それで改めてお金って何なん????という迷路に落ち込んでしまったのだ。

便利なツールのはずがあまりにも翻弄されすぎではないのか、人間よ。

お金持ちじゃないわたしがいつも思うのは、そんなにお金は回っていないぞ、何やら上の方でしか回っていないぞ、ということ。少ないお金しかない弱者用の社会ではその取り合いで、椅子取り競争みたいな弱肉強食が展開されており、そこにわたしのような障がい者の身を置くところはないに等しい。結局いつもアウトサイダーだなあと思い知らされるのである。

妻で母親のアビーがヘルパーとして訪問するのは日本と変わらない人たちの家である。支援の制度的な行き届かなさも非常に似ている。雇用条件の特殊性もほぼ同じである。そのシーンのいちいちで、当事者がこうしてくれたらいいのに、ということをやんわりと断る姿はとても他人の家のシーンとは思えないリアルさがあった。そこの空間にもやはりそこにはいない強者の支配が見える。制度はどうしても社会的強者が作り、彼らの支配したいようにできている。そこに現場の弱者の声が届くには遠すぎるのだ。


話は変わるが、そもそもわたしは人生においてゴールをあまり重要視しない。そこへ至る道の「途中」という感覚がとても好きである。

いかにその途中でたくさんのことを知るか、感じるかが大切だと思っている。

この映画の途中、夫婦の会話で父親の「どうしてこうなったんだ?」という台詞がある。

一生懸命生きているだけなのに、どうしてこんなことになるのだということはわたしにもしょっちゅうある。どこで間違えたというのか?何がいけなかったのか?…

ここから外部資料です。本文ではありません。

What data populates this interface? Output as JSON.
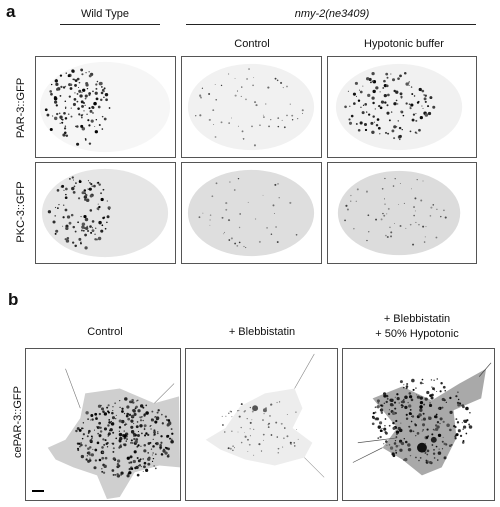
{
  "panel_a": {
    "letter": "a",
    "headers": {
      "wild_type": "Wild Type",
      "mutant": "nmy-2(ne3409)",
      "control": "Control",
      "hypotonic": "Hypotonic buffer"
    },
    "row_labels": [
      "PAR-3::GFP",
      "PKC-3::GFP"
    ]
  },
  "panel_b": {
    "letter": "b",
    "headers": {
      "control": "Control",
      "blebbistatin": "+ Blebbistatin",
      "bleb_hypo_line1": "+ Blebbistatin",
      "bleb_hypo_line2": "+ 50% Hypotonic"
    },
    "row_label": "cePAR-3::GFP"
  }
}
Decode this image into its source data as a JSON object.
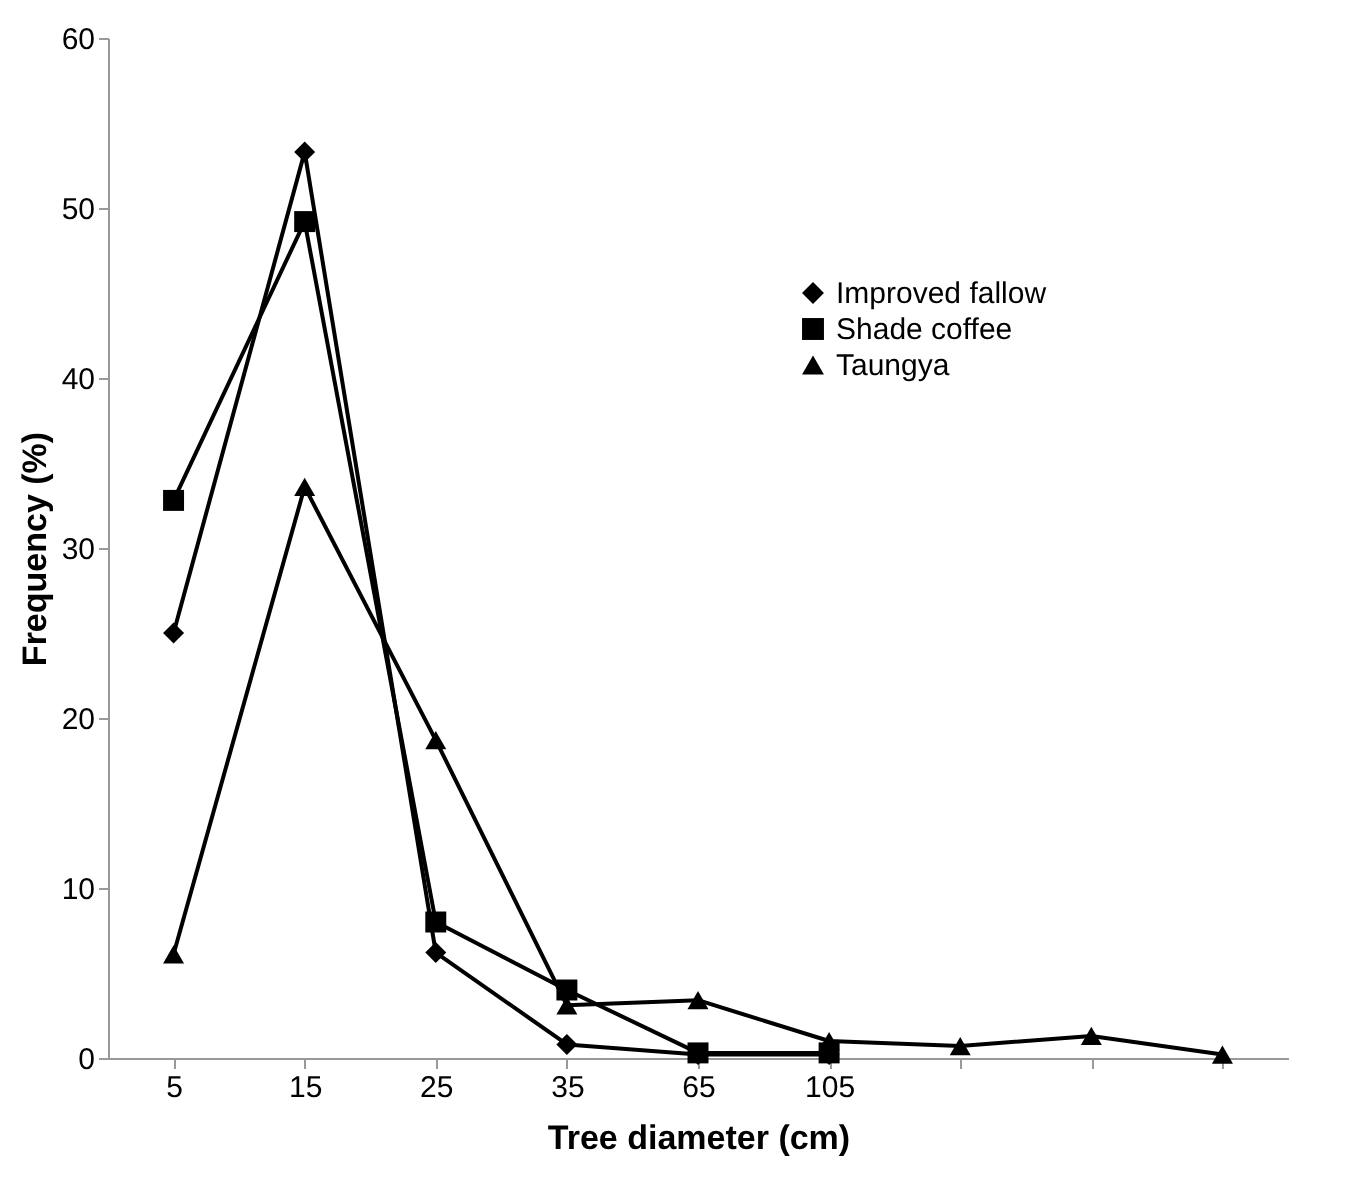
{
  "chart_data": {
    "type": "line",
    "xlabel": "Tree diameter (cm)",
    "ylabel": "Frequency (%)",
    "categories": [
      "5",
      "15",
      "25",
      "35",
      "65",
      "105",
      null,
      null,
      null
    ],
    "ylim": [
      0,
      60
    ],
    "yticks": [
      0,
      10,
      20,
      30,
      40,
      50,
      60
    ],
    "grid": false,
    "legend": "top right",
    "line_style": "solid",
    "series": [
      {
        "name": "Improved fallow",
        "color": "#000000",
        "marker": "diamond",
        "values": [
          25,
          53.3,
          6.2,
          0.8,
          0.2,
          0.2,
          null,
          null,
          null
        ]
      },
      {
        "name": "Shade coffee",
        "color": "#000000",
        "marker": "square",
        "values": [
          32.8,
          49.2,
          8,
          4,
          0.3,
          0.3,
          null,
          null,
          null
        ]
      },
      {
        "name": "Taungya",
        "color": "#000000",
        "marker": "triangle",
        "values": [
          6.1,
          33.6,
          18.7,
          3.1,
          3.4,
          1.0,
          0.7,
          1.3,
          0.2
        ]
      }
    ]
  }
}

ただあまりにもいちいちの場面の知識のところで無防備すぎた。その知識を得る機会がなかったということなのだろう。その度学ぶしかないのだ。

知識は時にとても有効なツールになる。災いを避け、失敗を防ぐ。成功への勇気にもなる。

リッキーやアビーは日々の生活に必死でしかないのかもしれないけれど、知識を得ることは彼らには何より必要だ。子どもたちにももちろんのこととして。

そういう意味において、この家族もその悪運を乗り越えるパイオニアである。

その先にある幸せを絶対に掴み取るものたちであると信じて足掻くのだ。

その途中で漠然とした不安にも立ち向かえるものを今後身につけてほしいとおもった。

金と違う「知識や経験」を武器にして、いつも強くしなやかであってもらいたい。

だから彼らもきっときっと乗り越えると信じたいと強く思った。

そう信じなきゃやってられない映画だった。